Interessa ai piccoli, non ai grandi
Interessante anche la percentuale di uso aziendale di glifosate che stando a Inrae emerge in funzione della superficie agricola, per lo meno analizzando un campione rappresentativo di 17.342 aziende. Fra queste, le unità con Sau superiore ai 350 ettari sono 585 e lo adoperano sul 39,4% della propria superficie. Le aziende comprese fra 275 e 350 ettari sono 950 e usano glifosate sul 25,2% dei propri terreni.
Scendendo ancora, le 2.400 aziende fra 200 e 275 ettari impiegano il diserbante sul 21,6% dell'area coltivata, percentuale che sale di poco, al 21,9%, per le 2.961 aziende fra i 150 e i 200 ettari. L'uso scende infine sotto al 20% per le aziende 3.940 aziende fra 100 e 150 ettari (15,7%), per le 3.530 aziende fra 50 e 100 ettari (12,6%) e per le 2.956 aziende con superfici inferiori ai 50 ettari (14,1%).
In estrema sintesi, più sono piccole le aziende, più bassa è la percentuale di terreno trattato. Considerando tali orizzonti, v'è da dubitare che gli agricoltori con più di 150 ettari rinuncino ai benefici del diserbo con glifosate per soli 2.500 euro, pari a 16 euro all'ettaro nella migliore delle ipotesi.

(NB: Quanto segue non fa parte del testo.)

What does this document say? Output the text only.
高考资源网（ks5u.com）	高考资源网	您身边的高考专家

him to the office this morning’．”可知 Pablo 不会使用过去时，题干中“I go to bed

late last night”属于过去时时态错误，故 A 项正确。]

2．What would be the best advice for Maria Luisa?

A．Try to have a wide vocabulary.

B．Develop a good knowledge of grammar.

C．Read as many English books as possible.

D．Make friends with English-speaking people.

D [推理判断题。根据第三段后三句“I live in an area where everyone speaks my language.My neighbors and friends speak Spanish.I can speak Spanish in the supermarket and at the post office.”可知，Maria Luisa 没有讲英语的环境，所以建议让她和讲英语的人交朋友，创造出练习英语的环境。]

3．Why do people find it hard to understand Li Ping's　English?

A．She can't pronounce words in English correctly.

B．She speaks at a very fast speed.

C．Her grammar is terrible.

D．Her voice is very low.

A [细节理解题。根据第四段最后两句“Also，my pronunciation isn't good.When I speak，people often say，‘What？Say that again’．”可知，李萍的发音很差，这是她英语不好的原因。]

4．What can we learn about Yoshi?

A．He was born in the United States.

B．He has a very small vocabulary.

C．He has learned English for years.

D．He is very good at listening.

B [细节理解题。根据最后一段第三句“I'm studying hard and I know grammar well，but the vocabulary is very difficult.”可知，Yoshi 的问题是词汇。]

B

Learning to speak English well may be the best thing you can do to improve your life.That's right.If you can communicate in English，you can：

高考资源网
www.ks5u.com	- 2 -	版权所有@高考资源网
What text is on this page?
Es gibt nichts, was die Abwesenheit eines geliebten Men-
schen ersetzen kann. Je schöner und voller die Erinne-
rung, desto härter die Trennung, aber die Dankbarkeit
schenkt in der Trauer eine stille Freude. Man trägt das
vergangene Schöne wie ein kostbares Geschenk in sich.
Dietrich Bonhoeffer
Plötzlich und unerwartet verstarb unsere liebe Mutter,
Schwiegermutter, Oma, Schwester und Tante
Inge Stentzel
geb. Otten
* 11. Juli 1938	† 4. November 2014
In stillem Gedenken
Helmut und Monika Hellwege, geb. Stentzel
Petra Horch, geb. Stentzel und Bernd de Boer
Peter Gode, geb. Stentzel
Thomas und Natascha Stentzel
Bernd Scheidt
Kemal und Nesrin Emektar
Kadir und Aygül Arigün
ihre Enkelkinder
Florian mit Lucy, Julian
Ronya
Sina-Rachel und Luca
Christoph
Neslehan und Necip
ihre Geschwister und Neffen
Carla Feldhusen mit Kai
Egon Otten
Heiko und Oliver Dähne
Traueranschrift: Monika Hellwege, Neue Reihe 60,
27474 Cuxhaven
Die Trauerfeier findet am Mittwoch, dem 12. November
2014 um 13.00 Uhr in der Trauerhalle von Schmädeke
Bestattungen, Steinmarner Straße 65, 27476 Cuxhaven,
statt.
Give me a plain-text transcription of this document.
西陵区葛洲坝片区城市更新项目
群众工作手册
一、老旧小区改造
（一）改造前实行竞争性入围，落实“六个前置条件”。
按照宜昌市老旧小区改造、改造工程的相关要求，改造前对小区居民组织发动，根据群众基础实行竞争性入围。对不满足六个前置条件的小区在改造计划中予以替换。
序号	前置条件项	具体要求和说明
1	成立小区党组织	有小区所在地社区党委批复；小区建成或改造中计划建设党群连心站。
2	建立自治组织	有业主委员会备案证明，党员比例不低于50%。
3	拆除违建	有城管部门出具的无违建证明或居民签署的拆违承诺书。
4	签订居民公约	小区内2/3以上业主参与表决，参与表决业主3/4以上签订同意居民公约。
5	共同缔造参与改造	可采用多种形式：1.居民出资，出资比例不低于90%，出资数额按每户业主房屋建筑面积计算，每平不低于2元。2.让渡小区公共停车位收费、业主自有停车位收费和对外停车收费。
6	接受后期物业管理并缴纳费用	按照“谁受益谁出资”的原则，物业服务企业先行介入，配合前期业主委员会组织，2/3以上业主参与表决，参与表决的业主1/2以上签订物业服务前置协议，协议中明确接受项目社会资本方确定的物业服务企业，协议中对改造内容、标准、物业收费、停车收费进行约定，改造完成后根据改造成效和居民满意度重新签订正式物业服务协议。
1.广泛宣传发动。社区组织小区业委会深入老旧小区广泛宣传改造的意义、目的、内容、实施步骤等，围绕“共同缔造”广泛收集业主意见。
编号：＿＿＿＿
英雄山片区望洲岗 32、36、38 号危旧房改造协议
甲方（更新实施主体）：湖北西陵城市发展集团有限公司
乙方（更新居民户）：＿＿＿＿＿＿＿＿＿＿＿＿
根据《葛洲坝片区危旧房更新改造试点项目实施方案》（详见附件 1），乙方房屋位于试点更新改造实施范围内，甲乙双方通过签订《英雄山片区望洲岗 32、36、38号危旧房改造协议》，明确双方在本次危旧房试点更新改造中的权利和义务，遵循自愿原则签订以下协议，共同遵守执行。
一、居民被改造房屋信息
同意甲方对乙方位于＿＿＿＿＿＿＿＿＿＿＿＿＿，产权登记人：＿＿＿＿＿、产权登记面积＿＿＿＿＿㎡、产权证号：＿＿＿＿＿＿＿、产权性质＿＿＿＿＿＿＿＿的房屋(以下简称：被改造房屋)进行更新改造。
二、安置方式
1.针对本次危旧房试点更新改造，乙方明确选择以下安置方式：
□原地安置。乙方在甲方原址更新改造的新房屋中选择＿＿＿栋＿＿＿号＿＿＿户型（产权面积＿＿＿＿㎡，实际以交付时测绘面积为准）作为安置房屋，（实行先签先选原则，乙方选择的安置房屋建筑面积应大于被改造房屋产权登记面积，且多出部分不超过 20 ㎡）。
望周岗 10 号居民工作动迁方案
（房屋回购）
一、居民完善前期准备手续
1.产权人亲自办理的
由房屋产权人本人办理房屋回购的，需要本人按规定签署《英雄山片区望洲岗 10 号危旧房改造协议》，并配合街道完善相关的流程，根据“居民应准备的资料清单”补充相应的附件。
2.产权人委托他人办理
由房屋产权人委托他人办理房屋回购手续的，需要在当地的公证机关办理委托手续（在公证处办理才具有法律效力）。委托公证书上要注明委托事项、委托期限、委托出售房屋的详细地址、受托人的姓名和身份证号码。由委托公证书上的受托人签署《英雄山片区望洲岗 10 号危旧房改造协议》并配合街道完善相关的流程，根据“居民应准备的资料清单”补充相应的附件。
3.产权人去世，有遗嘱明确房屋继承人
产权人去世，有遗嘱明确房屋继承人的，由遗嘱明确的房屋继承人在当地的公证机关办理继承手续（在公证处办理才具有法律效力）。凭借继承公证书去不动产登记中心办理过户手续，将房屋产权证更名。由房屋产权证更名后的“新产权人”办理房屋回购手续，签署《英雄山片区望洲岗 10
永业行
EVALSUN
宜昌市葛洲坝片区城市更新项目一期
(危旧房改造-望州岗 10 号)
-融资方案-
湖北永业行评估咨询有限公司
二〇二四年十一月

Probabilmente, si deve scendere ancora parecchio con le superfici affinché la cifra stanziata da Parigi divenga interessante quando espressa per unità di superficie. Una cifra che infatti diviene interessante solo per le piccole aziende, quelle con meno di 50 ettari, cioè quelle che ne adoperano già oggi decisamente poco rispetto ai colleghi. Per loro, il credito di imposta sale a 50 euro all'ettaro nel peggiore dei casi. Un contributo come tanti, quindi perché no. Ma davvero ne vale la pena?
Forse, meglio sarebbe che la Francia smettesse di fare doppi equilibrismi su piani estremamente scivolosi e che prendesse il toro per le corna, dicendo chiaramente all'Europa le cose come stanno: bandire glifosate sarebbe un disastro per l'agricoltura francese ed europea, mentre ad ambiente e salute calerebbe dal poco al nulla. E che quindi votasse sì al rinnovo, invitando gli altri Stati membri a fare altrettanto.
Certo, "il coraggio, uno, se non ce l'ha, mica se lo può dare", scriveva Alessandro Manzoni nei suoi Promessi sposi, dando voce al pavido don Abbondio di fronte al Cardinale Borromeo. Oggi assistiamo a una sorta di Don Abbondio che parla francese, ma ugualmente tremebondo al cospetto dell'onda pseudo ecologista che, al pari appunto d'un Cardinale, fa ormai a Bruxelles quello che più le pare. E che Renzo e Lucia, oggi gli agricoltori, se ne facciano una ragione.
Un monito anche per l'Italia
In considerazione di quanto sopra, si teme che l'iniziativa francese sia il classico esempio di come usare male il denaro pubblico, dando vita a iniziative di facciata che sembrano più orientate a soddisfare le lobby ambientaliste, i media e l'opinione pubblica "green", che a preservare l'ambiente. Ambiente il quale, comunque, in assenza di glifosate dovrebbe essere lavorato di più e comunque diserbato con altri prodotti, spesso molto più costosi di glifosate per le tasche degli agricoltori. Tutto sommato, guardando le cose da tale prospettiva, i grandi player della chimica agraria potrebbero essere davvero gli unici a guadagnarci da una simile, demagogica mossa.
Che quindi anche l'Italia, in sede dei prossimi voti, magari si distingua per coraggio, una volta tanto, anziché per l'usuale e opportunistica ignavia che per troppo tempo ci ha contraddistinto in Europa.